Stephens: On the Right, gun culture has become almost synonymous with American culture. That idea has old roots in our ideas of the West, of the righteous individual in an anarchic society. It's High Noon; it's John Wayne and Gary Cooper. There is a national ethos that ownership of weapons is synonymous with being American in a way that it simply isn't with being French or being British. I think that cultural fact makes it very difficult for the Right to have an epiphany about what exactly it means that we have this myth and what effect this myth has on our lives. I actually agree with the Right that the Second Amendment does give the individual the right to bear arms — and not as part of a state militia. This is why I feel that the only answer in the long term is a constitutional answer. I think any honest person needs to reckon with the idea that this right is there in the Constitution and that we have a mechanism, through Article V, to amend it. That's what we have to address.

On the Left, there is a conceit that modest forms of gun-control legislation can get at the root of America's gun culture. I think that that's false. We've experimented with gun restrictions of various kinds over the years and none of them has really made a dent in firearms-related violence. I don't know if that's a function of a certain kind of left-wing mythology or political wishful thinking in the face of their view that amending or repealing or revising the Second Amendment is a political pipe dream.

There are blinders on both sides. But you're either for the Second Amendment or you're against it. After having thought about it for a while, I realized I was against it.

OR: If you were to revise the Second Amendment, what do you think should be done to clarify it?

Stephens: I can imagine rewriting the Second Amendment in various ways. One would be to reverse the dependent and independent clauses of that Amendment so that it is clear that the right to bear arms can only happen within the context of a well-regulated militia. That is to say: you want to join your state militia? The National Guard? Then you can have a firearm. Otherwise, forget it. I've suggested cheekily that it should perhaps be rewritten as the right to bear an arm: one single weapon. A handgun to protect your home; a rifle to hunt. But purchasing 33 guns in the space of 12 months, as Las Vegas shooter Stephen Paddock did, should not be okay.

Yet so long as there's a constitutional right, we are not going to be able to tackle the core issue here: a country which has an estimated 300 million firearms within it. That's what matters now. Later on, intelligent people can figure out methods for revising or repealing the Amendment.
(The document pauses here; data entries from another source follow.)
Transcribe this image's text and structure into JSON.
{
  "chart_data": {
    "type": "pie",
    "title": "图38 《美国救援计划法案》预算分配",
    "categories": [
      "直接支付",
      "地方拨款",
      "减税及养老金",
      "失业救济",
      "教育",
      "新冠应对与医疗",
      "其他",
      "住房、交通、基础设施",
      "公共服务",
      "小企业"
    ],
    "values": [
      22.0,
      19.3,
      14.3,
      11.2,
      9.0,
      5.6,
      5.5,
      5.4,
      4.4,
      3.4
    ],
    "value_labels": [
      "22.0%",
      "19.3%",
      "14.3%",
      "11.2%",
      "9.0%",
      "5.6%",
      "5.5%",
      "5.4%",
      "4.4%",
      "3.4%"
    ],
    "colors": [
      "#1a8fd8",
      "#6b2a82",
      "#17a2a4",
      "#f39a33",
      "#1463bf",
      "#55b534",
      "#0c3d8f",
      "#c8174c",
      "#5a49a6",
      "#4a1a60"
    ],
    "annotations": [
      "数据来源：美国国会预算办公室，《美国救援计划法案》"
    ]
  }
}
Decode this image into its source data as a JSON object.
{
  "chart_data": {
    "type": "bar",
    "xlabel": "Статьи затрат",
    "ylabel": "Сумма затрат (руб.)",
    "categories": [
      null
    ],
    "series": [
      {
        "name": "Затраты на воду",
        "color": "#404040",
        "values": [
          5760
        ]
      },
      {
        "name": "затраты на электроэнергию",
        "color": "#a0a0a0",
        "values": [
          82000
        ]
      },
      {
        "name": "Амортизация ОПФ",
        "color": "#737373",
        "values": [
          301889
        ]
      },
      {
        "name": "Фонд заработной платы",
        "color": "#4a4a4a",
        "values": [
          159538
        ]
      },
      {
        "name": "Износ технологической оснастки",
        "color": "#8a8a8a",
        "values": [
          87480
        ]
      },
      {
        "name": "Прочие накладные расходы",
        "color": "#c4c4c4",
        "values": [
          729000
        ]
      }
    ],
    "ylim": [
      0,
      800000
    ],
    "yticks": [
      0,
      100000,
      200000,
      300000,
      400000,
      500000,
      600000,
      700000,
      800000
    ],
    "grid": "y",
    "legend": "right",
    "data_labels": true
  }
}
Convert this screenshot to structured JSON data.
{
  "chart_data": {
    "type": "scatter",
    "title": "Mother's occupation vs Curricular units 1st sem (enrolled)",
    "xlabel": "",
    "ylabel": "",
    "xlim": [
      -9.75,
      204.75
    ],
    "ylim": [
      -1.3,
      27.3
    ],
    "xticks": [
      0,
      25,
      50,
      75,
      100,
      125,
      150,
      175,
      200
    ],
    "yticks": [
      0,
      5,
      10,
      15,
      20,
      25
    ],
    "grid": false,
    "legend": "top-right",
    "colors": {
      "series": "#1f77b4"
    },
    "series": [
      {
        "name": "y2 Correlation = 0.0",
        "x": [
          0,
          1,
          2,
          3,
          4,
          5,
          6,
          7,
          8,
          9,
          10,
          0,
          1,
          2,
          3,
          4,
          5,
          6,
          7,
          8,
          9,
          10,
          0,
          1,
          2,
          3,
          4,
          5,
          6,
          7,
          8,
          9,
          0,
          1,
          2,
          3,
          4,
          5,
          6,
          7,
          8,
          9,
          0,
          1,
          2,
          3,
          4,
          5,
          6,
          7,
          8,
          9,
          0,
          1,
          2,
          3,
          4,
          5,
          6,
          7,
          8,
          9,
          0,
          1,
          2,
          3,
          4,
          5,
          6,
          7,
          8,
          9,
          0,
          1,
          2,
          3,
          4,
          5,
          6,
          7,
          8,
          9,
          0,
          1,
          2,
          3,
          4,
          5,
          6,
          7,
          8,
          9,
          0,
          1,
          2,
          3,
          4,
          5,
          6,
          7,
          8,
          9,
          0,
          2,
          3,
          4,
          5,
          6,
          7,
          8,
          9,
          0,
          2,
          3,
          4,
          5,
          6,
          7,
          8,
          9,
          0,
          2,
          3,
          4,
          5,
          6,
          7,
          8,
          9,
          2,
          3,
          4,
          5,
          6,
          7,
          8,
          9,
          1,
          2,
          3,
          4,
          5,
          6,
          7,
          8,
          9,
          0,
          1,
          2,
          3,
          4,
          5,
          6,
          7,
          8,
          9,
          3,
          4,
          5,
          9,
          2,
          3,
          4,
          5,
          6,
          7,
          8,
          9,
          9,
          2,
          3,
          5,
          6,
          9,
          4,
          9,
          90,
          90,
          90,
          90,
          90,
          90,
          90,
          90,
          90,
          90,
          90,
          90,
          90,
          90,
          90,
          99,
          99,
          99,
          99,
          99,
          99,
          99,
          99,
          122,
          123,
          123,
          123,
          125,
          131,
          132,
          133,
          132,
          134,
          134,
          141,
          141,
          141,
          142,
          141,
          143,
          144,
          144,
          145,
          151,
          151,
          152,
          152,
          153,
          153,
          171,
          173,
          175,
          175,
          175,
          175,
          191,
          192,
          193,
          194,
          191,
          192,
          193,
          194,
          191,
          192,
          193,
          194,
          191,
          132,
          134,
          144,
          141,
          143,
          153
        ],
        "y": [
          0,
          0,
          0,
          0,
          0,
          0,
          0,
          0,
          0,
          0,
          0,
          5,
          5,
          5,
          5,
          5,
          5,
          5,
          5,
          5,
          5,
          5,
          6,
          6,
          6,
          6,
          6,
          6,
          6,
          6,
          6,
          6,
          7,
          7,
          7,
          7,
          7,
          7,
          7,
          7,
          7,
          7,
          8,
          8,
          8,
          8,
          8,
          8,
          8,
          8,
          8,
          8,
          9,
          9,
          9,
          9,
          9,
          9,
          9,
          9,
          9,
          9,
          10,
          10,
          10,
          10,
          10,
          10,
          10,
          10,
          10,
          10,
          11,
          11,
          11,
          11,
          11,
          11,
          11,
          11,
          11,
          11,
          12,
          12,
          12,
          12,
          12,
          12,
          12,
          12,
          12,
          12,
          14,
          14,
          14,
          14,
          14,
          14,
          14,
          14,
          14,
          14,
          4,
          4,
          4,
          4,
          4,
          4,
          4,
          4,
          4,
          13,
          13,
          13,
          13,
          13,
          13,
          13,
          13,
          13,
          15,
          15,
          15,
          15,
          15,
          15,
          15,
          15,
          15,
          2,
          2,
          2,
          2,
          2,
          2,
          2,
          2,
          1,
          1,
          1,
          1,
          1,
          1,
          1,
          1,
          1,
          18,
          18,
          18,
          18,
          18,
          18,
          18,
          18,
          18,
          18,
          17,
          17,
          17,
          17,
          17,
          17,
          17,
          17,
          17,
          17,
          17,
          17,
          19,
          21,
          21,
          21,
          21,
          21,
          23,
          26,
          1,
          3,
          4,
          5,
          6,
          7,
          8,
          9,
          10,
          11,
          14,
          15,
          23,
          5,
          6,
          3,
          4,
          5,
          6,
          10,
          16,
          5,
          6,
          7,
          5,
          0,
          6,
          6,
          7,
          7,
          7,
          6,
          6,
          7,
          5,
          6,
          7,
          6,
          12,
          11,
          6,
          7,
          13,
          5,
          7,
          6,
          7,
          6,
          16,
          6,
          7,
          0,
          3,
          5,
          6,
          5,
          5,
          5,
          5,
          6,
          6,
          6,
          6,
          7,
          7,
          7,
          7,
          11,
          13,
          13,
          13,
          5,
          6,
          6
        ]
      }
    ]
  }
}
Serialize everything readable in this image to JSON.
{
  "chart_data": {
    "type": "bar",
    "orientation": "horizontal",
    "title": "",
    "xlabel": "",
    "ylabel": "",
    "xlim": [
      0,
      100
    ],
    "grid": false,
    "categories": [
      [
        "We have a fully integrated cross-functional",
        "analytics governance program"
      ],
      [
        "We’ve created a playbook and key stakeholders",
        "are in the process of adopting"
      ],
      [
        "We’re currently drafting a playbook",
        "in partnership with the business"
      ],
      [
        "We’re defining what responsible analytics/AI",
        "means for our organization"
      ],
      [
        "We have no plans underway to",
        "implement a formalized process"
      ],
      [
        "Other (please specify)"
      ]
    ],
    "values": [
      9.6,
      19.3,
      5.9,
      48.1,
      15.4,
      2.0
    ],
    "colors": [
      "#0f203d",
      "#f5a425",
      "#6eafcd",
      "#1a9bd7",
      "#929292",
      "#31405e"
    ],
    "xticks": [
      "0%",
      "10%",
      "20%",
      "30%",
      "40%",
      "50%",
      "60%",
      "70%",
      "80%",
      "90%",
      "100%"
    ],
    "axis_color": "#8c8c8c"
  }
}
Incidentally, I'm by no means against people having firearms. But if we want to have firearms in people’s hands, we need to make sure that those are responsible hands. Japan has something like 11 gun murders a year. Japan is a country of roughly 130 million people. So if you were to make our populations equivalent, that would mean 28 gun murders in the space of a year. Guns are not banned in Japan, they're just hard to get ahold of. You have to pass tests. The state has to be sure that you are a responsible gun owner, that you have a legitimate purpose for having that weapon. I don't think that's a bad system and I don't think of Japan as an unfree country because they have that particular regulation.